REPUBLIKA.CO.ID, SOUSSE -- Perdana Menteri Tunisia Habib Essid menyerukan pertemuan darurat pejabat senior dan mengeluarkan instruksi yang ia pandang sebagai langkah "mendesak dan luar biasa" guna menghadapi serangan besar kedua tahun ini di negeri itu.
Serangan mematikan pada Jumat (26/6) di tempat pelancongan di pinggir laut di Tunisia, Sousse, telah menewaskan 39 orang dan melukai 39 orang lagi, dan dipandang sebagai serangan paling brutal dan paling mematikan dalam sejarah negeri itu. Pada Maret serangan terhadap Museum Bardo di Tunis menewaskan 23 orang.
Essid pada Jumat juga mengatakan perang negeri tersebut melawan teror akan berlanjut. Sementara itu Presiden Beji Caid Essebsi pada hari yang sama di luar Hotel Marhaba, tempat serangan terjadi di Kota Sousse, mengatakan, "Rakyat Tunisi tak cukup bersatu. Kita perlu bersatu-padu."
Menurut tindakan yang diinstruksikan Perdana Menteri, sebanyak 80 masjid yang tak memiliki status hukum telah ditutup, sementara pertemuan partai politik dan kelompok tak resmi akan dikaji, demikian laporan Xinhua, Ahad (28/6).

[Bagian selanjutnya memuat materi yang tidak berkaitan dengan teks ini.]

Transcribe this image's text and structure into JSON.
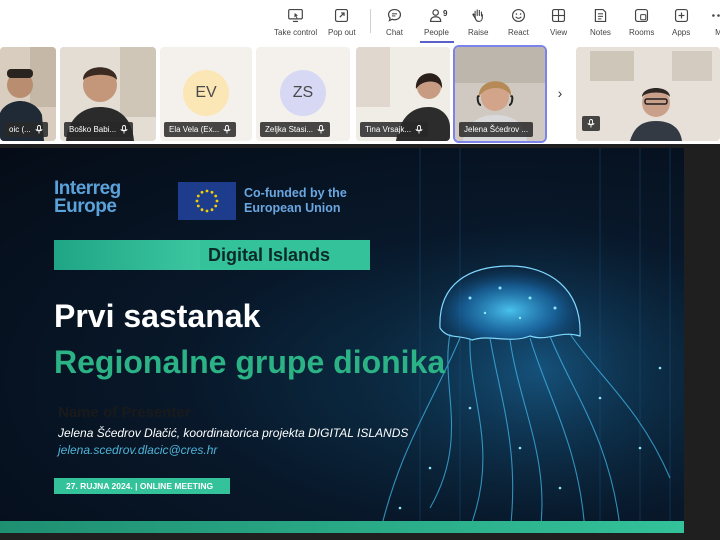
{
  "toolbar": {
    "items": [
      {
        "label": "Take control",
        "icon": "take-control-icon"
      },
      {
        "label": "Pop out",
        "icon": "pop-out-icon"
      },
      {
        "label": "Chat",
        "icon": "chat-icon"
      },
      {
        "label": "People",
        "icon": "people-icon",
        "badge": "9",
        "active": true
      },
      {
        "label": "Raise",
        "icon": "raise-hand-icon"
      },
      {
        "label": "React",
        "icon": "react-icon"
      },
      {
        "label": "View",
        "icon": "view-icon"
      },
      {
        "label": "Notes",
        "icon": "notes-icon"
      },
      {
        "label": "Rooms",
        "icon": "rooms-icon"
      },
      {
        "label": "Apps",
        "icon": "apps-icon"
      },
      {
        "label": "M",
        "icon": "more-icon"
      }
    ]
  },
  "participants": [
    {
      "name": "oic (...",
      "type": "video"
    },
    {
      "name": "Boško Babi...",
      "type": "video"
    },
    {
      "name": "Ela Vela (Ex...",
      "type": "initials",
      "initials": "EV",
      "avatar_color": "#fbe6b6"
    },
    {
      "name": "Zeljka Stasi...",
      "type": "initials",
      "initials": "ZS",
      "avatar_color": "#d7d8f4"
    },
    {
      "name": "Tina Vrsajk...",
      "type": "video"
    },
    {
      "name": "Jelena Šćedrov ...",
      "type": "video",
      "active": true
    },
    {
      "name": "",
      "type": "video"
    }
  ],
  "slide": {
    "logo": "Interreg Europe",
    "cofunded": "Co-funded by the European Union",
    "banner": "Digital Islands",
    "title_line1": "Prvi sastanak",
    "title_line2": "Regionalne grupe dionika",
    "presenter_label": "Name of Presenter",
    "presenter_name": "Jelena Šćedrov Dlačić, koordinatorica projekta DIGITAL ISLANDS",
    "presenter_email": "jelena.scedrov.dlacic@cres.hr",
    "date_line": "27. RUJNA 2024. | ONLINE MEETING"
  },
  "colors": {
    "accent_purple": "#5b5fc7",
    "slide_green": "#33c29a",
    "title_green": "#2bb386",
    "slide_bg": "#08182a"
  }
}
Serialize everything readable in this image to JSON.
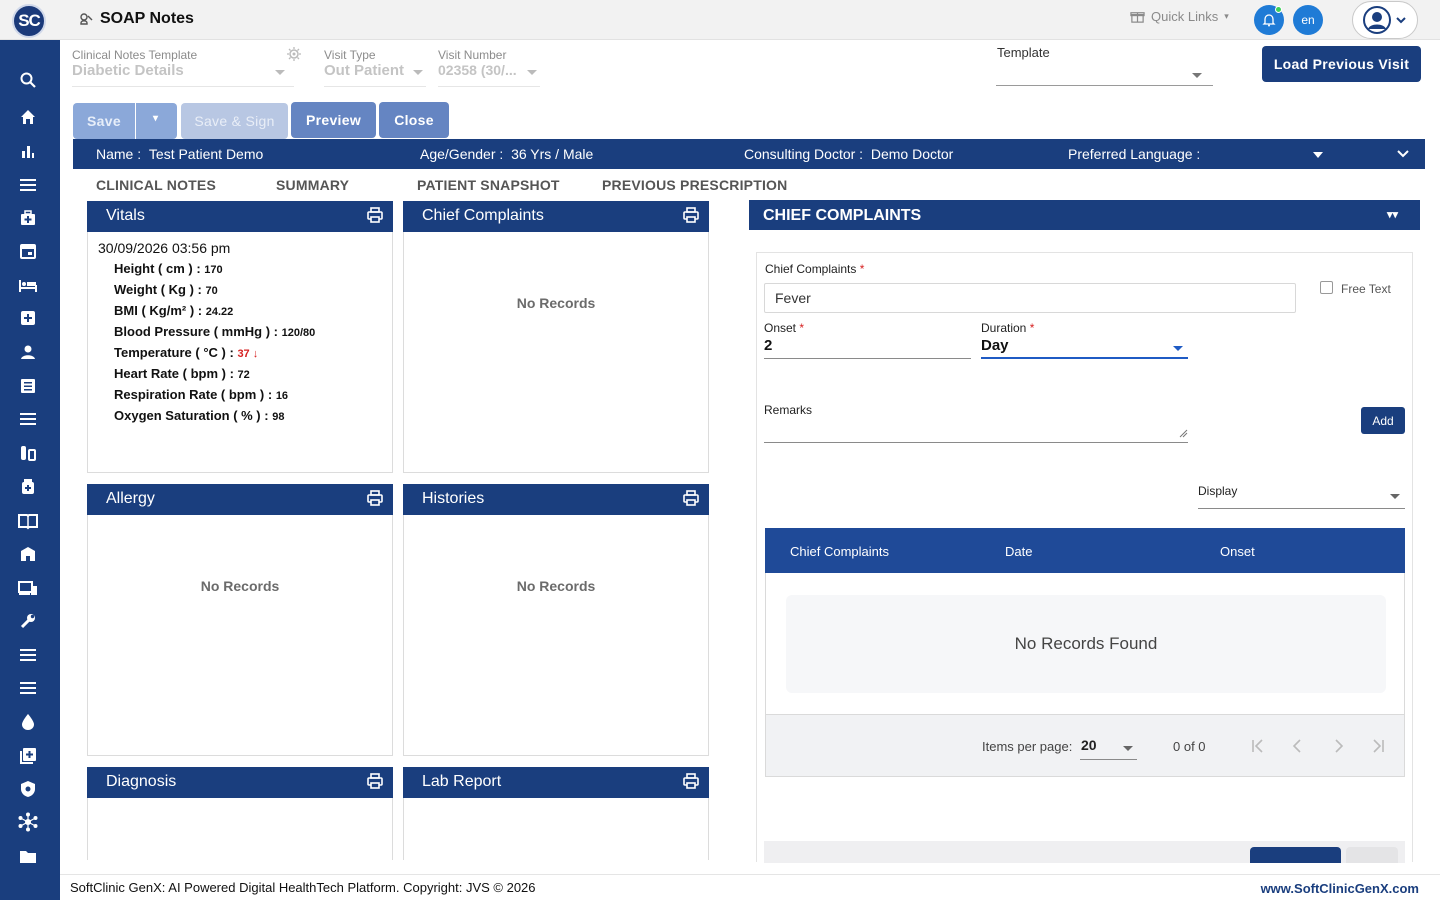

Kedua pemimpin Tunisia itu juga mengisyaratkan negeri tersebut akan melarang penggunaan bendera hitam Partai Salafi Ettahrir. "Satu-satunya bendera yang mesti dikibarkan adalah bendera merah Tunisia kita. Bendera hitam, yang menjadi milik orang-orang ini (pelaku teror) tak boleh ada," kata Essebsi.
Selain itu, empat daerah gunung di dekat perbatasan Aljazair akan dikategorikan sebagai daerah militer tertutup. Gunung itu antara lain adalah Gunung Samema dan Gunung Ouergha, tempat beberapa operasi keamanan dan pembersihan dilancarkan untuk mencari tersangka pelaku teror.
"Dengan penutupan daerah ini, perburuan pelaku teror dan penangkapan mereka akan jadi lebih mudah buat pasukan keamanan kita," kata Perdana Menteri Essid.